Demonstranten in Istanbul antworten auf Pfeffergas mit gepfefferten Wandparolen

Von Jan Keetman *

Nach einer knappen Woche ohne Ausschreitungen hat die türkische Polizei den Istanbuler Taksim-Platz in der Nacht zum Sonntag wieder mit Tränengas und Wasserwerfern von Demonstranten geräumt. Bereitschaftspolizei kontrollierte die Zugänge zum Platz.

Die Proteste gegen die Regierung von Recep Tayyip Erdogan dauern nun schon die dritte Woche an. Angesichts der ständigen Polizeigewalt, weichen die Demonstranten auf neue Formen des Protests aus. Berühmt geworden, ist der »duran adam«, der »stehende Mann« oder »stehende Mensch«. Leute bleiben einfach stehen und schauen stundenlang einzeln oder in Gruppen auf eine bestimmte Stelle, etwa auf den Gezi-Park oder das Atatürk-Kulturzentrum am Taksim-Platz oder auf ein Büro der regierenden AK-Partei.

Die Polizei reagiert darauf unterschiedlich, vom Gewährenlassen über das vergebliche Angebot von Tee, bis zu Festnahmen und der Verhängung von Bußgeldern. Auch die Politik tut sich schwer mit den »stehenden Menschen«, kann man sie doch schlecht einfach als »Vandalen« oder »Räuber« bezeichnen, wie es Erdogan mehrmals mit den Demonstranten getan hat. Erdogans Stellvertreter Bülent Arinc, der mit dem Einsatz des Militärs gedroht hatte, lobte die neue Protestform sogar. Andererseits warnte er vor den gesundheitlichen Folgen langen Stehens. Länger als acht Minuten sollte man das laut Arinc nicht machen …

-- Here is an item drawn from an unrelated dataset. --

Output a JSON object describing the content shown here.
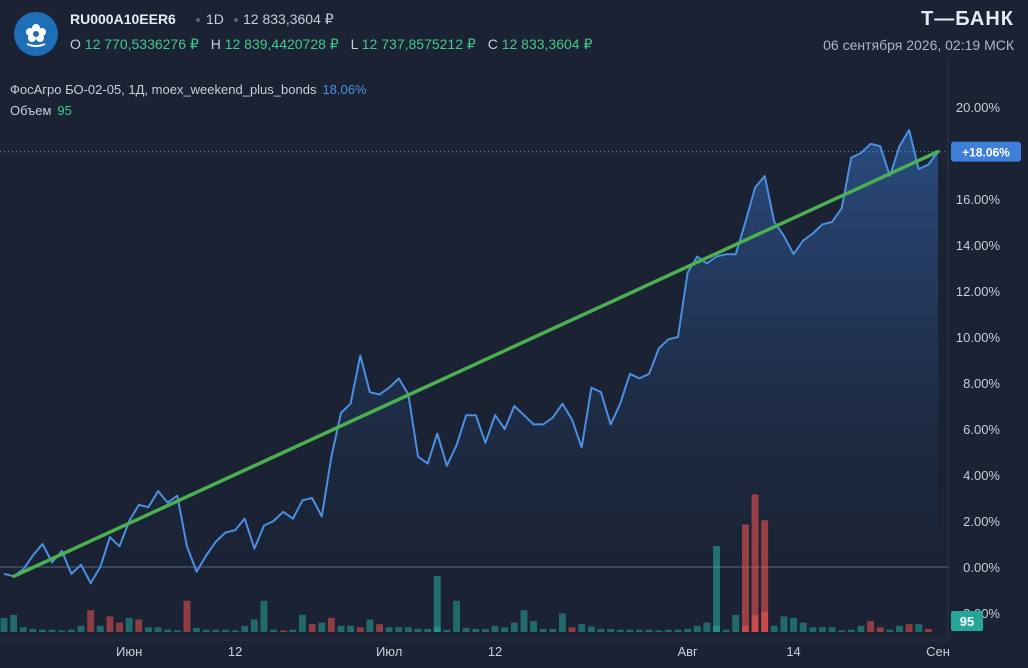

Eine andere Waffe der meist jugendlichen Demonstranten ist ihr Humor. Gerade der pathetische Erdogan steht humoristischen Angriffen ziemlich hilflos gegenüber. Die Bezeichnung »Räuber«, »capulcu« ist ihm schon als Bumerang zurückgekommen, indem sich die Protestierenden nun selbst so bezeichnen und damit Erdogans groteske Übertreibung offenlegen.

Zeichnungen und Witze zu Lasten des gestrengen Ministerpräsidenten und seiner Polizeikräfte kursieren in Mengen im Internet, und ein reichlicher Niederschlag davon findet sich auf allen möglichen Mauern in Istanbul. Hier eine kleine Auswahl: Da verspricht jemand der Polizei: »Polizist, meine Lippen werden zusammengeklebt bleiben.«

Ein anderer fordert auf: »Polizist, sei nicht schlecht!« Weit verbreitet ist folgende Empfehlung, die nicht nur angeschrieben, sondern auch in Sprechchören gerufen wird: »Polizist, verkaufe Kringel, führe ein ehrbares Leben!« Ein Wandschreiber im pfeffergasumnebelten Istanbul schreibt: »Nun reicht es, ich rufe jetzt die Polizei!« Ein anderer findet jedoch »Dieses Gas ist wunderbar!« Manchem kommen da schon rührende Gefühle: »Bruder Polizist, du bringst mich wirklich zum Weinen!« Andere klären auf: »Kerl, fürchte dich nicht, wir sind es, das Volk!« Außerdem verspricht man »Gemütlichkeit im Aufstand«.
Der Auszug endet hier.